Completamos con esta
segunda tanda la crónica del Festival de Teatro Clásico de Alicante
incorporando las últimas cinco obras representadas la semana pasada y que
clausuraron el formidable cartel de esta edición.
No voy a descubrir
ahora el talento casi innato de El Brujo. Su espectáculo, titulado Iconos o la exploración del destino,
vuelve a poner de manifiesto la portentosa soltura de Rafael Álvarez, auténtico
animal de las tablas, sobre el escenario. El actor lucentino despliega toda su
potencia dramática, con el embeleso de su estudiado repentismo, para repasar
algunos de los clásicos literarios emparentados con el concepto del fatum, el destino aciago que
predetermina a algunos de los personajes que, principalmente, conforman la
tragedia griega. Así, con una divertida y eficaz veta divulgadora, se evoca a
Jasón, Medea, Antígona, Edipo o Crisipo, aunque también tienen cabida
referencias al Mahābhārata hindú o a
la Biblia. Los pasajes cómicos se
compensan con anticlímax serios y trascendentes que, por contraste, resultan
eficaces y oportunos. Las conexiones con la actualidad inciden en la idea de la
modernidad de los clásicos. De entre muchas de las tesis que se desprenden del
espectáculo, destaca aquella que trata de deslegitimar las teorías
deterministas para abogar por el poder de la voluntad que nos permite ser
dueños de nuestro destino.
Guitón Onofre
rescata del olvido la novela picaresca homónima de Gregorio González cuyo
manuscrito sufrió lo más variados avatares, tantos, que darían para un artículo
completo. La obra de González recoge todos los clichés del género, pero queda
muy lejos de la profunda humanidad del Lazarillo,
y queda reducido al lance cómico y al afán de venganza de su personaje. Pepe
Viyuela hace un trabajo muy meritorio, asumiendo él solo la interpretación de
los diferentes cuadros picarescos con absoluta prestancia. Tal vez le sobra a
Viyuela un exceso de histrionismo, probablemente inevitable dada su condición
de cómico mimo, sobre todo cuando interpreta a los otros personajes. La música
y voz de Sara Águeda completan la atmósfera áurea.
Cid, de la
compañía de Antonio Campos, desmitifica la figura del héroe castellano que los
cantares de gesta y el Romancero habían elevado a categoría legendaria. En
lugar del juglar laudatorio y –no lo olvidemos– político, la semblanza del
Campeador la hacen aquí los propios lugareños de Vivar con cierto tono bufo que
baja el suflé de la epicidad del Cantar.
La loca historia del Siglo de Oro de Javier Uriarte adolece de las mismos vicios que Farra, de la que ya dimos buena cuenta
la semana pasada. Aunque la puesta en escena es atractiva, la unidad argumental
se resiente debido al carácter fragmentario de las escenas, algo atropelladas e
insertadas con calzador, como si su mera concatenación justificara per se el montaje.
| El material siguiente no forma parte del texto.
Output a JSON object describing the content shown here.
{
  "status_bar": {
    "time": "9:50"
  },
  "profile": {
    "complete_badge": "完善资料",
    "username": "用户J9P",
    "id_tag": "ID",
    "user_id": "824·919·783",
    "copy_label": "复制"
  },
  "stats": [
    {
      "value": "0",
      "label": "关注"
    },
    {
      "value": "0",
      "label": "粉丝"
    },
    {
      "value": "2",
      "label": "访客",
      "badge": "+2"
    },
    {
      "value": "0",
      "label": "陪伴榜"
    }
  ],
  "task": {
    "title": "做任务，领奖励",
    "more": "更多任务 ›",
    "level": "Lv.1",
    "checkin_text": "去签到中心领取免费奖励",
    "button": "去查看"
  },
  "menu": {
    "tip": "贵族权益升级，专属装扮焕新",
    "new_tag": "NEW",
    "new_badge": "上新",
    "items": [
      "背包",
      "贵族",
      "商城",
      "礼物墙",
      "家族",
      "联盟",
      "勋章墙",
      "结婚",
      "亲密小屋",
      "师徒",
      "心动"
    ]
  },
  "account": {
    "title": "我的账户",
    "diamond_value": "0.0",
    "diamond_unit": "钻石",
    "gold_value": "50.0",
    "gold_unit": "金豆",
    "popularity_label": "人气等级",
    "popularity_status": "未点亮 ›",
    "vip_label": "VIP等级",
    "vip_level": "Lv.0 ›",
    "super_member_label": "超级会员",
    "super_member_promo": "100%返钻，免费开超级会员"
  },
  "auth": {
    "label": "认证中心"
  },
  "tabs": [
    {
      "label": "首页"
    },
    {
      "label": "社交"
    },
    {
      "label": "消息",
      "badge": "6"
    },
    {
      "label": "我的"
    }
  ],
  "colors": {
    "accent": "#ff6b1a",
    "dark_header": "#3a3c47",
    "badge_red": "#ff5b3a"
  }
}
Finalmente, La Reina Brava, de Las Niñas de Cádiz,
ofrece la misma fórmula con la que este elenco se ha dado a conocer. Aunque en
su dossier de prensa se habla de un «triple salto mortal» con su nuevo
espectáculo, lo cierto es que quien haya visto a las Niñas de Cádiz en alguna
otra ocasión, comprobará que el tono y la ejecución responden al mismo sello de
identidad de siempre: histrionismo desaforado, esperpento ibérico, alocuciones
chirigoteras que parodian la solemnidad de las tragedias shakesperianas y del
endecasílabo, inserción de lo popular, etcétera. Un divertimento eficaz pero
que corre el riesgo de morir de éxito, agotada ya la originalidad de la
prouesta con que sorprendió en su día.